This is another reprint of my favorite personal Christmas stories, those stories that remain in my heart this season.
My departure from organized religion began when I realized “eternal life” was “abundant life”— spiritually abundant. At the moment of epiphany I was sitting on the stage near the altar of our old country church, drafted to play the part of Virgin Mary in the annual nativity pageant. As every year before, the main players, Mary, Joseph, the baby Jesus (the newest born in the congregation), some shepherds, wise men, and an angel, had paraded down the center isle of the candlelit sanctuary to the stage, now bedecked with evergreens and a back drop of the star-studded skyline of Bethlehem, painted by my mother several years before. We were accompanied by the voice of God: the deep, booming voice of Bill Sheppard, a good friend of my parents and distant relative, reading the Christmas story from the balcony:
In those days a decree went out from Caesar Augustus that all the world should be enrolled… And Joseph also went up from Galilee, from the city of David, which is called Bethlehem…to be enrolled with Mary, his betrothed, who was with child. And while they were there, the time came for her to be delivered. And she gave birth to her firstborn son and wrapped him in swaddling clothes, and laid him in a manger, for there was no place for them in the inn (Luke 2: 1-7).
This year there was an additional scene to our standard format in which Mary and her kinswoman Elizabeth, mother of John the Baptist, also had a discussion. God knows how that script ever got into our church, as it was a sterling sample of gnosticism! What were the words? I do not remember, except that Mary was telling Elizabeth that “abundant life is eternal life.” As I read those words (for I was home on vacation from college and had not had time to memorize them), it was as if the Holy Ghost descended upon me. I felt such happiness, such joie de vivre! Eternal life means valuing this physical life, I realized, enjoying the pleasures of liveliness. This is how we enter the state of eternity. Our task is to live as fully as possible!

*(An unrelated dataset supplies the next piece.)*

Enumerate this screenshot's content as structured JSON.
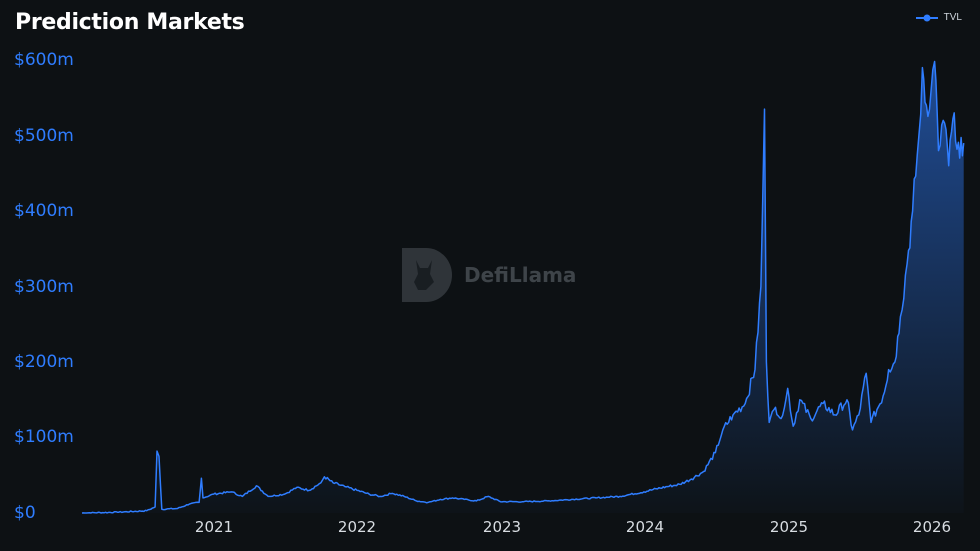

It is true, we had an unusual church. For this I am forever grateful. The church was founded by Irish protestant immigrants in the late 19th century on a tract of land next to the railroad tracks. The building was simple, built by my great grandfather who is now buried in the cemetery nearby and attended by every generation after. When my dear grandmother died, one of the women took me aside and reminded me that the dead are all around us, that my grandmother had only undergone a transformation, a cocoon releasing a butterfly. At the time, I did not find this particularly comforting, as I wanted the flesh and blood version, but I still remember this woman’s words and now know them to be true. Our church year revolved around the seasons, most of the congregation being farmers. We had Stewardship Sunday in June honoring the land, a church bazaar in the fall after harvest, and of course, this candlelight nativity pageant on one of the darkest nights of the year. Ours was a religion honoring cycles, soil, life.
My revelation was not well received by everyone in the church. (Of course, I couldn’t keep it quiet!) I remember one of the more fundamentalist types telling my mother that this is what happens when you send a kid to college. Although my mother was raised Baptist, she was also educated and liberal minded and buffered a lot between us kids and some of the more conservative members of the congregation. I know she also worried at my increasingly liberal views of Christianity, even up to the time of her death.
She need not have. Could she not understand that my path led me to Jung and to Rudolf Steiner and to others who appreciated the importance of the mystery of the Incarnating Divine? That Christmas before the backdrop my mother painted years before, I experienced the birth of a new consciousness, one that I would spend the rest of my life nurturing.